The Levetiracetam in Sodium Chloride Injection brand and generic had US sales of approximately US$37 million MAT for the most recent twelve months ending in April 2018 according to IMS Health.

Meanwhile, Zydus Cadila has received the tentative approval from the USFDA to market Tadalafil Tablets USP, 2.5 mg, 5 mg, 10 mg and 20 mg.

It is used to treat erectile dysfunction (impotence) and symptoms of benign prostatic hypertrophy (enlarged prostate). It will be manufactured at the group's manufacturing facility at Moraiya, Ahmedabad.

The group now has more than 195 approvals and has so far filed over 330 ANDAs since the commencement of the filing process in FY 2003-04.

Dr. Reddy's share price & Cadila Healthcare's share price ended up by 0.2% & 2.2% respectively.

Moving on to the news from bank sector. According to the data released by the Reserve Bank of India (RBI), the credit of scheduled commercial banks (SCBs) recorded sequential (Q-o-Q) growth of 3.4% in Q3 (October-December) of 2017-18. The growth came on the back of better performance by private sector banks and an uptick in industrial credit after moderating for two successive quarters.

According to the report, bank's credit stood at Rs 80.6 trillion in Q3FY18 as compared to Rs 78 trillion reported in the preceding quarter.

It noted that the growth was broad-based across all population groups as well as for all major occupations. It also indicated that among bank groups, private sector banks continued to grow in double rate in their loan portfolio and led the overall credit growth.
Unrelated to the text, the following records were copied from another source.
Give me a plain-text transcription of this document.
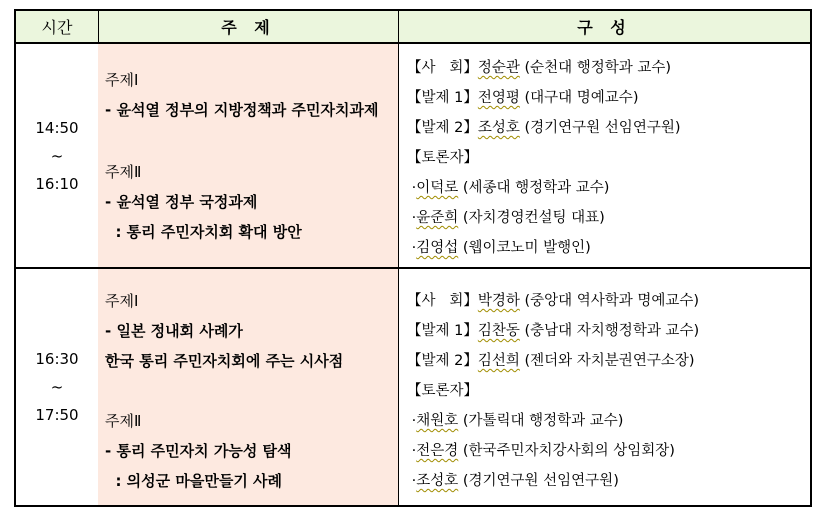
시간	주 제	구 성
주제Ⅰ
- 윤석열 정부의 지방정책과 주민자치과제
주제Ⅱ
- 윤석열 정부 국정과제
: 통리 주민자치회 확대 방안
14:50
~
16:10
【사   회】정순관 (순천대 행정학과 교수)
【발제 1】전영평 (대구대 명예교수)
【발제 2】조성호 (경기연구원 선임연구원)
【토론자】
·이덕로 (세종대 행정학과 교수)
·윤준희 (자치경영컨설팅 대표)
·김영섭 (웹이코노미 발행인)
주제Ⅰ
- 일본 정내회 사례가
한국 통리 주민자치회에 주는 시사점
주제Ⅱ
- 통리 주민자치 가능성 탐색
: 의성군 마을만들기 사례
16:30
~
17:50
【사   회】박경하 (중앙대 역사학과 명예교수)
【발제 1】김찬동 (충남대 자치행정학과 교수)
【발제 2】김선희 (젠더와 자치분권연구소장)
【토론자】
·채원호 (가톨릭대 행정학과 교수)
·전은경 (한국주민자치강사회의 상임회장)
·조성호 (경기연구원 선임연구원)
The report further highlighted that private banks' credit offtake grew 4.9% in the December 2017 quarter, while public sector banks loans rose much lower by 3%. It showed that credit to the household sector recorded sustained growth and its share in total credit stood at 47.3%.

Further, the weighted average lending rate moderated by 18 basis points during the quarter and stood at 10.4% at end of December.

The rise in bank credit growth will be positive for India's banking sector facing lower loan demand and severe capital constraints.

Over the past five years, private capex was stalled because of high leverage and weak capacity utilization levels.

We are seeing the early signs of revival in the capacity expansion of the private sector.